The Henson Journals
Mon 20 June 1921
Volume 30, Page 30
[30]
Monday, June 20th, 1921.
The Bishop of London went off on his temperance tour a little before 11 a.m. I had some talk with him in the garden. He tells me that the offer of Salisbury, backed by letters from both Archbishops, has actually gone to Donaldson. There came to lunch the rich man & his wife, who have become tenants of Witton Castle. They appeared interested in an ignorant way in the Castle, but of course its true interest was beyond them. He is a coal–exporter, and expressed himself optimistically as to our power to recover the foreign coal market. After they had taken their departure, Mr McCready, the curate of S. Peter, Stockton, came to see me: he was trained at S. Augustine's Canterbury, where at the age of 18 he pledged himself to the life of a missionary: but he has now, at the age of 34, quite definitely decided that he has no vocation to the missionary's life. What ought he to do? I told him that he must make his position clear to the college authorities, and undertake to refund the money which they had expended on his training.

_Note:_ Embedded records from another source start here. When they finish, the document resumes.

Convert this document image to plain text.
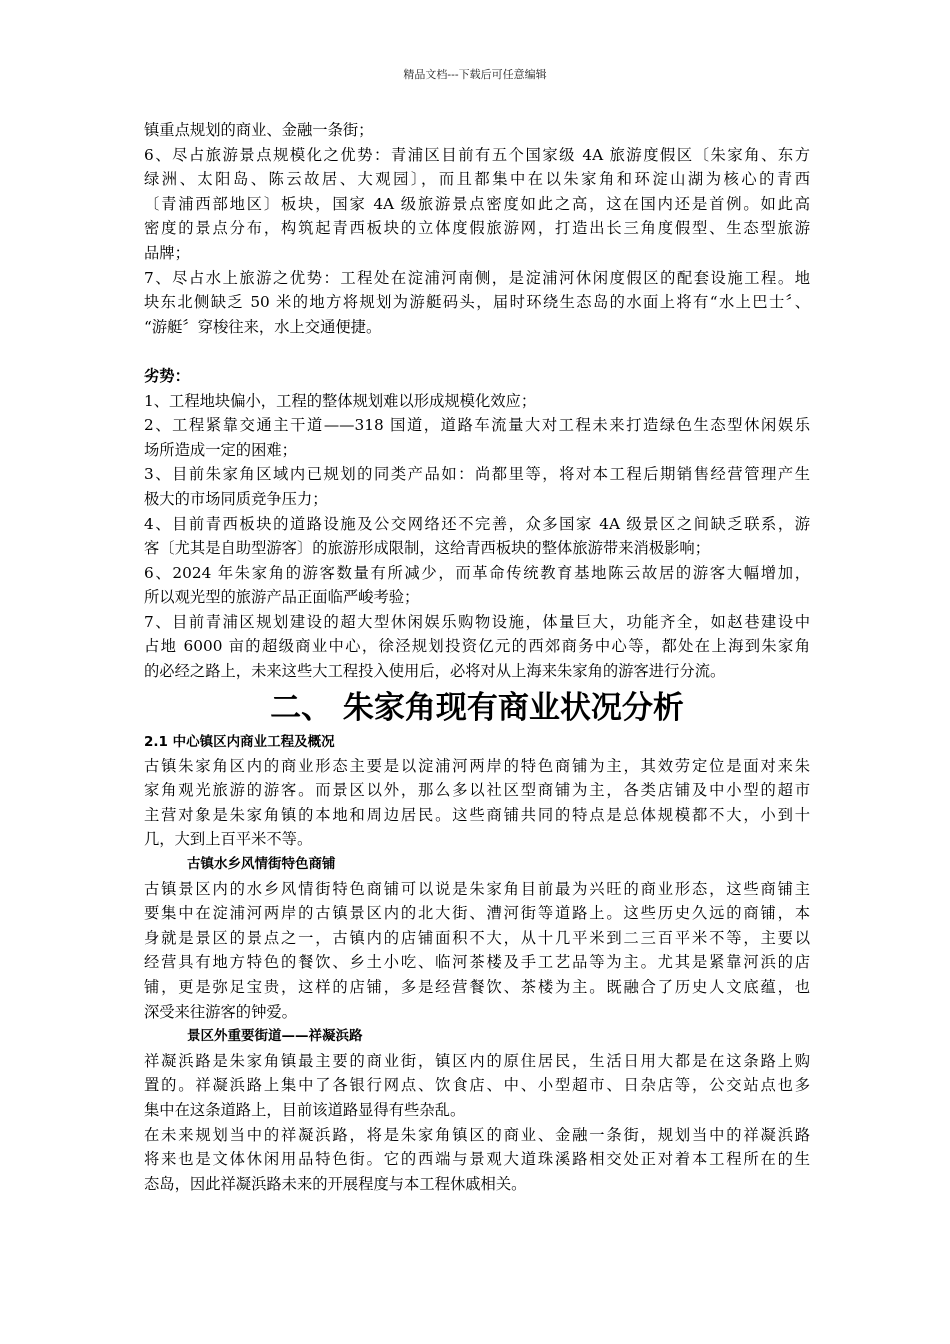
精品文档---下载后可任意编辑
镇重点规划的商业、金融一条街；
6、尽占旅游景点规模化之优势：青浦区目前有五个国家级 4A 旅游度假区〔朱家角、东方
绿洲、太阳岛、陈云故居、大观园〕，而且都集中在以朱家角和环淀山湖为核心的青西
〔青浦西部地区〕板块，国家 4A 级旅游景点密度如此之高，这在国内还是首例。如此高
密度的景点分布，构筑起青西板块的立体度假旅游网，打造出长三角度假型、生态型旅游
品牌；
7、尽占水上旅游之优势：工程处在淀浦河南侧，是淀浦河休闲度假区的配套设施工程。地
块东北侧缺乏 50 米的地方将规划为游艇码头，届时环绕生态岛的水面上将有“水上巴士〞、
“游艇〞穿梭往来，水上交通便捷。
劣势：
1、工程地块偏小，工程的整体规划难以形成规模化效应；
2、工程紧靠交通主干道——318 国道，道路车流量大对工程未来打造绿色生态型休闲娱乐
场所造成一定的困难；
3、目前朱家角区域内已规划的同类产品如：尚都里等，将对本工程后期销售经营管理产生
极大的市场同质竞争压力；
4、目前青西板块的道路设施及公交网络还不完善，众多国家 4A 级景区之间缺乏联系，游
客〔尤其是自助型游客〕的旅游形成限制，这给青西板块的整体旅游带来消极影响；
6、2024 年朱家角的游客数量有所减少，而革命传统教育基地陈云故居的游客大幅增加，
所以观光型的旅游产品正面临严峻考验；
7、目前青浦区规划建设的超大型休闲娱乐购物设施，体量巨大，功能齐全，如赵巷建设中
占地 6000 亩的超级商业中心，徐泾规划投资亿元的西郊商务中心等，都处在上海到朱家角
的必经之路上，未来这些大工程投入使用后，必将对从上海来朱家角的游客进行分流。
二、 朱家角现有商业状况分析
2.1 中心镇区内商业工程及概况
古镇朱家角区内的商业形态主要是以淀浦河两岸的特色商铺为主，其效劳定位是面对来朱
家角观光旅游的游客。而景区以外，那么多以社区型商铺为主，各类店铺及中小型的超市
主营对象是朱家角镇的本地和周边居民。这些商铺共同的特点是总体规模都不大，小到十
几，大到上百平米不等。
古镇水乡风情街特色商铺
古镇景区内的水乡风情街特色商铺可以说是朱家角目前最为兴旺的商业形态，这些商铺主
要集中在淀浦河两岸的古镇景区内的北大街、漕河街等道路上。这些历史久远的商铺，本
身就是景区的景点之一，古镇内的店铺面积不大，从十几平米到二三百平米不等，主要以
经营具有地方特色的餐饮、乡土小吃、临河茶楼及手工艺品等为主。尤其是紧靠河浜的店
铺，更是弥足宝贵，这样的店铺，多是经营餐饮、茶楼为主。既融合了历史人文底蕴，也
深受来往游客的钟爱。
景区外重要街道——祥凝浜路
祥凝浜路是朱家角镇最主要的商业街，镇区内的原住居民，生活日用大都是在这条路上购
置的。祥凝浜路上集中了各银行网点、饮食店、中、小型超市、日杂店等，公交站点也多
集中在这条道路上，目前该道路显得有些杂乱。
在未来规划当中的祥凝浜路，将是朱家角镇区的商业、金融一条街，规划当中的祥凝浜路
将来也是文体休闲用品特色街。它的西端与景观大道珠溪路相交处正对着本工程所在的生
态岛，因此祥凝浜路未来的开展程度与本工程休戚相关。
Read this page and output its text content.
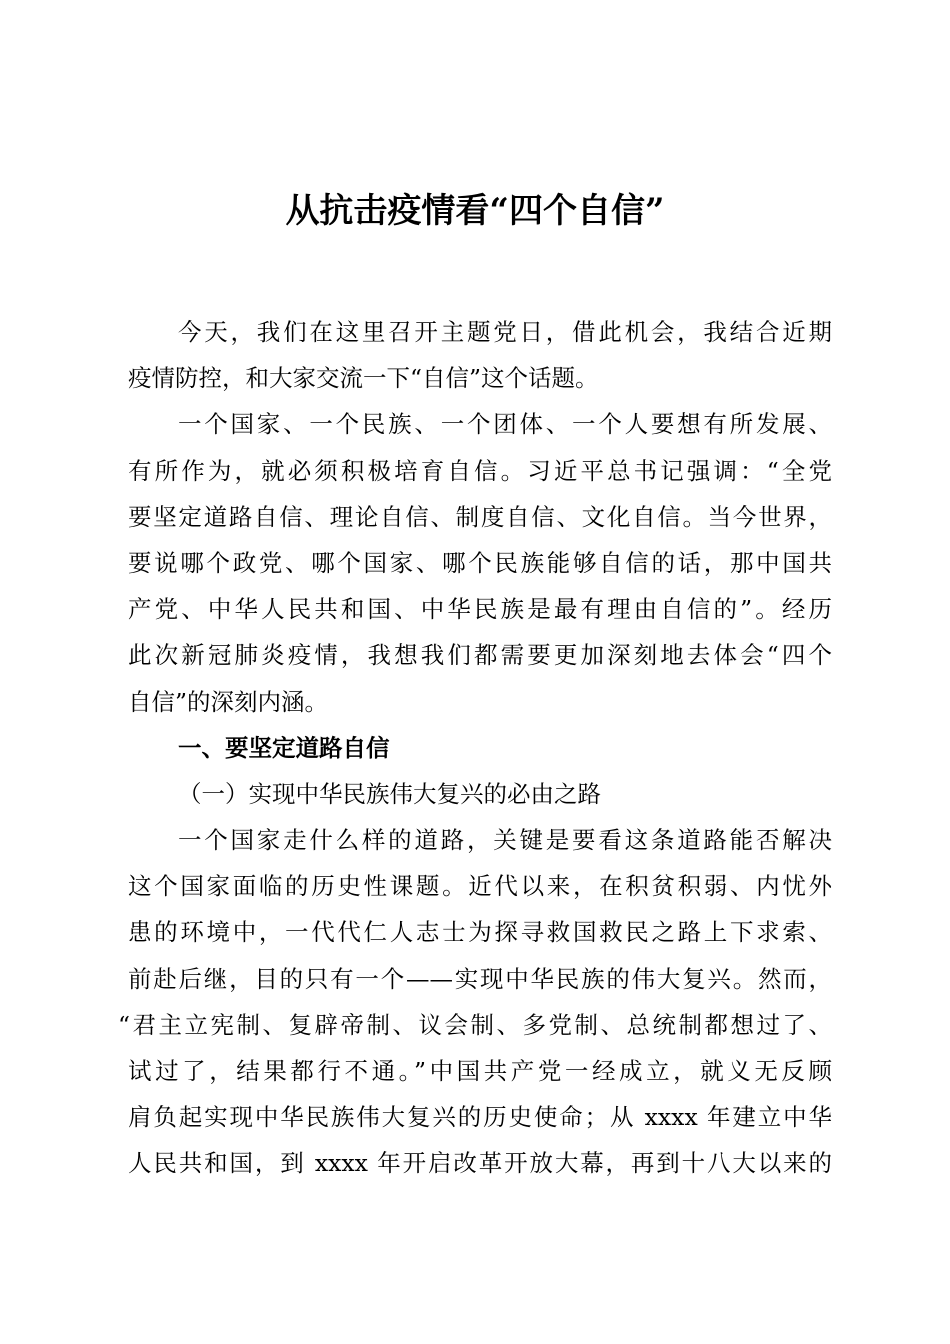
从抗击疫情看“四个自信”
今天，我们在这里召开主题党日，借此机会，我结合近期
疫情防控，和大家交流一下“自信”这个话题。
一个国家、一个民族、一个团体、一个人要想有所发展、
有所作为，就必须积极培育自信。习近平总书记强调：“全党
要坚定道路自信、理论自信、制度自信、文化自信。当今世界，
要说哪个政党、哪个国家、哪个民族能够自信的话，那中国共
产党、中华人民共和国、中华民族是最有理由自信的”。经历
此次新冠肺炎疫情，我想我们都需要更加深刻地去体会“四个
自信”的深刻内涵。
一、要坚定道路自信
（一）实现中华民族伟大复兴的必由之路
一个国家走什么样的道路，关键是要看这条道路能否解决
这个国家面临的历史性课题。近代以来，在积贫积弱、内忧外
患的环境中，一代代仁人志士为探寻救国救民之路上下求索、
前赴后继，目的只有一个——实现中华民族的伟大复兴。然而，
“君主立宪制、复辟帝制、议会制、多党制、总统制都想过了、
试过了，结果都行不通。”中国共产党一经成立，就义无反顾
肩负起实现中华民族伟大复兴的历史使命；从 xxxx 年建立中华
人民共和国，到 xxxx 年开启改革开放大幕，再到十八大以来的
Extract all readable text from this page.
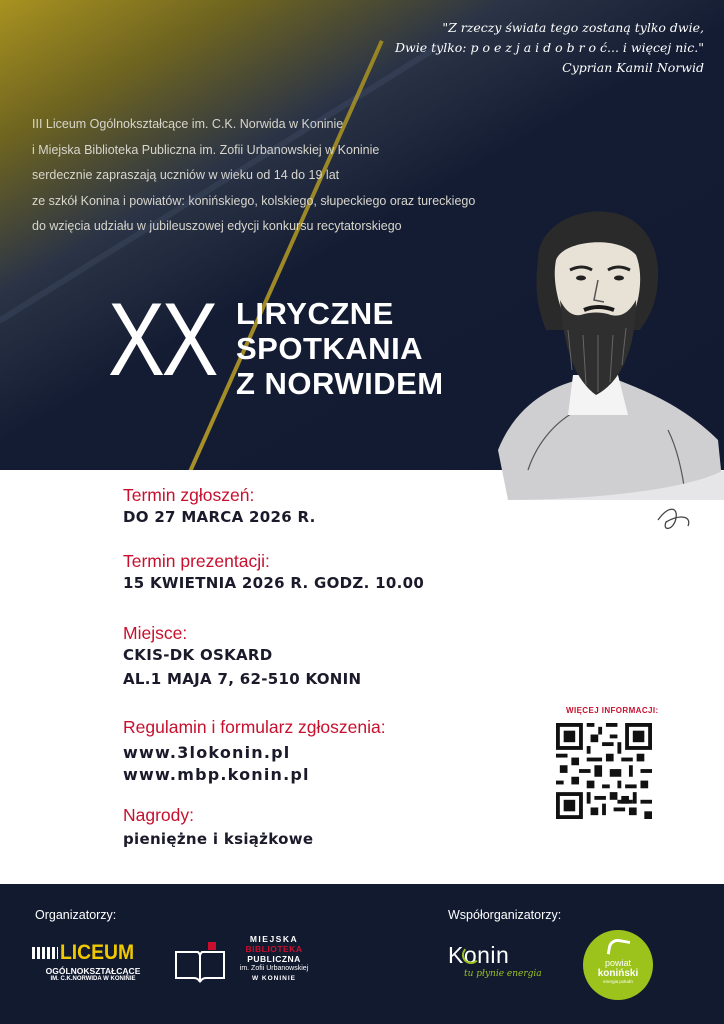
"Z rzeczy świata tego zostaną tylko dwie,
Dwie tylko: p o e z j a i d o b r o ć... i więcej nic."
Cyprian Kamil Norwid
III Liceum Ogólnokształcące im. C.K. Norwida w Koninie
i Miejska Biblioteka Publiczna im. Zofii Urbanowskiej w Koninie
serdecznie zapraszają uczniów w wieku od 14 do 19 lat
ze szkół Konina i powiatów: konińskiego, kolskiego, słupeckiego oraz tureckiego
do wzięcia udziału w jubileuszowej edycji konkursu recytatorskiego
XX LIRYCZNE
SPOTKANIA
Z NORWIDEM
Termin zgłoszeń:
DO 27 MARCA 2026 R.
Termin prezentacji:
15 KWIETNIA 2026 R. GODZ. 10.00
Miejsce:
CKIS-DK OSKARD
AL.1 MAJA 7, 62-510 KONIN
Regulamin i formularz zgłoszenia:
www.3lokonin.pl
www.mbp.konin.pl
Nagrody:
pieniężne i książkowe
WIĘCEJ INFORMACJI:
Organizatorzy:	Współorganizatorzy:
LICEUM
OGÓLNOKSZTAŁCĄCE
IM. C.K.NORWIDA W KONINIE
MIEJSKA
BIBLIOTEKA
PUBLICZNA
im. Zofii Urbanowskiej
W KONINIE
Konin
tu płynie energia
powiat
koniński
energia połudn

I finished reading Tawney's "The Acquisitive Society". It is well–written, and likely to appeal to numerous readers: but it is marked by very grave faults. It is the work of an imaginative theorist, who disdains to consider human society historically. The author is clearly an ardent "Labour" partisan, and an "Anglo–Catholick" Socialist. He cannot perceive the practical danger of his writing.